The voltages in the U_{o} and U phases (stages 2 and 3) depend on the type of battery and the temperature. Batteries have varying numbers of cells (typically six for an automotive battery) and may be flooded-cell, absorbed-glass-matt (AGM), or gel-electrolyte types. The numbers in the table below are for a temperature around 20 °C (68 °F). For temperatures that deviate more than about 5 °C (10 °F), a correction should be applied of −5 mV/°C (−2.8 mV/°F) per cell or −0.03 V/°C (−17 mV/°F) for a 12 V (6-cell) battery (higher voltages at lower temperatures and vice versa).

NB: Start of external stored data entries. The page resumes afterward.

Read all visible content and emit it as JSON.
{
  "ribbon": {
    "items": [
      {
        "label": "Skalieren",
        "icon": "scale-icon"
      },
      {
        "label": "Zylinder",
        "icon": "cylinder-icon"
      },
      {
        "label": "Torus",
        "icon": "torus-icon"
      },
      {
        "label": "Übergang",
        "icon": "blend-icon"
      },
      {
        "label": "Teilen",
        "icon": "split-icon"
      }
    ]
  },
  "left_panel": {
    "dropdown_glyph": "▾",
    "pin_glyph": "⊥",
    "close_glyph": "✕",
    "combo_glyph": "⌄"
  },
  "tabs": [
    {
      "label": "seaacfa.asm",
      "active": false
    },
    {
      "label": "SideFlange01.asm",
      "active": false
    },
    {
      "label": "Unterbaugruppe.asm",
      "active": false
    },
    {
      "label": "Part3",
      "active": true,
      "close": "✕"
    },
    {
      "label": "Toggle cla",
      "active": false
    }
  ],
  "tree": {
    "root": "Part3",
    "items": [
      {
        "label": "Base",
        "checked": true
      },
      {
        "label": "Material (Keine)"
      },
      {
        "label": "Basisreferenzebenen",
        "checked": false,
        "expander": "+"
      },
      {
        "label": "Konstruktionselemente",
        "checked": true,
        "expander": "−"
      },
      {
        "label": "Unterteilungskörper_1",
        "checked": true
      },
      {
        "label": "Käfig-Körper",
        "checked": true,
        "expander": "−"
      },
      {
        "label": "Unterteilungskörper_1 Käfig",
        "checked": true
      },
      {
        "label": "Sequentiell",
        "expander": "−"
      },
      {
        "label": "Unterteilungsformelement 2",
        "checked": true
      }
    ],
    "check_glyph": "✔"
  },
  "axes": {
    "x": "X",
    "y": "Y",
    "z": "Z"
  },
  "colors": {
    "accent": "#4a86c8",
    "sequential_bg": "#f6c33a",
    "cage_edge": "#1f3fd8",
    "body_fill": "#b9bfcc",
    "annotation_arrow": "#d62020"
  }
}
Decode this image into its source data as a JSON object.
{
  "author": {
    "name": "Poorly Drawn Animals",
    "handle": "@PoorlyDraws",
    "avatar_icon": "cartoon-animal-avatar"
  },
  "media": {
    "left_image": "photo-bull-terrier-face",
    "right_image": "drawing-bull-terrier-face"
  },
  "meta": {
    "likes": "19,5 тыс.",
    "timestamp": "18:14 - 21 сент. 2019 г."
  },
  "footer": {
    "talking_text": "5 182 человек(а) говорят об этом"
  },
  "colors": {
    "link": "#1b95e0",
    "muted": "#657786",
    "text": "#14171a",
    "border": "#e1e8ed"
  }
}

3-stage battery charging voltages and currents at 20 °C (72 °F)
| Battery type | Ref. | Stage 1 |  | Stage 2 |  | Stage 3 |
|---|---|---|---|---|---|---|
|  |  | U_{max} (V) | I | U_{o} (V) | I_{min} | U (V) |
| Wet/flooded, single cell |  | 2.32 | < C/5 | 2.42 | I/10 | 2.27 |
|  |  | 2.47 | < C/2 | 2.47–2.50 | C/100 | 2.25–2.30 |
|  |  | 2.37–2.47 | C/10 | 2.37–2.47 | C/33 | 2.19 |
| Wet/flooded, 6-cell (12 V) |  | 13.9 | < C/5 | 14.5 | I/10 | 13.6 |
|  |  | 14.8 | < C/2 | 14.8--15.0 | C/100 (Max 24 hours.) | 13.5--13.8 |
| AGM, 6-cell (12 V) |  | 13.9 | < C/5 | 14.5 | I/10 | 13.6 |
|  |  | 14.1 | < C/2 | 14.1--14.4 | C/100 | 13.6--13.8 |
| Gel electrolyte, 6-cell (12 V) |  | 13.9 | < C/5 | 14.1 | I/10 | 13.6 |
|  |  | 14.1 | < C/2 | 14.1--14.4 | C/100 | 13.5--13.8 |
| Deep-cycle antimony, 6-cell (12 V) |  | 14.7 | < C/2 | 14.7--14.9 | C/100 | 13.2--13.4 |

==Special cases==
A bad battery will have short I-phase and Uo-phase, but there is a risk of gassing, further damaging the battery.

If a battery is connected to a significant load during charging, the end of the Uo-phase may never be reached and the battery will gas and be damaged, depending on the charge current relative to the battery capacity.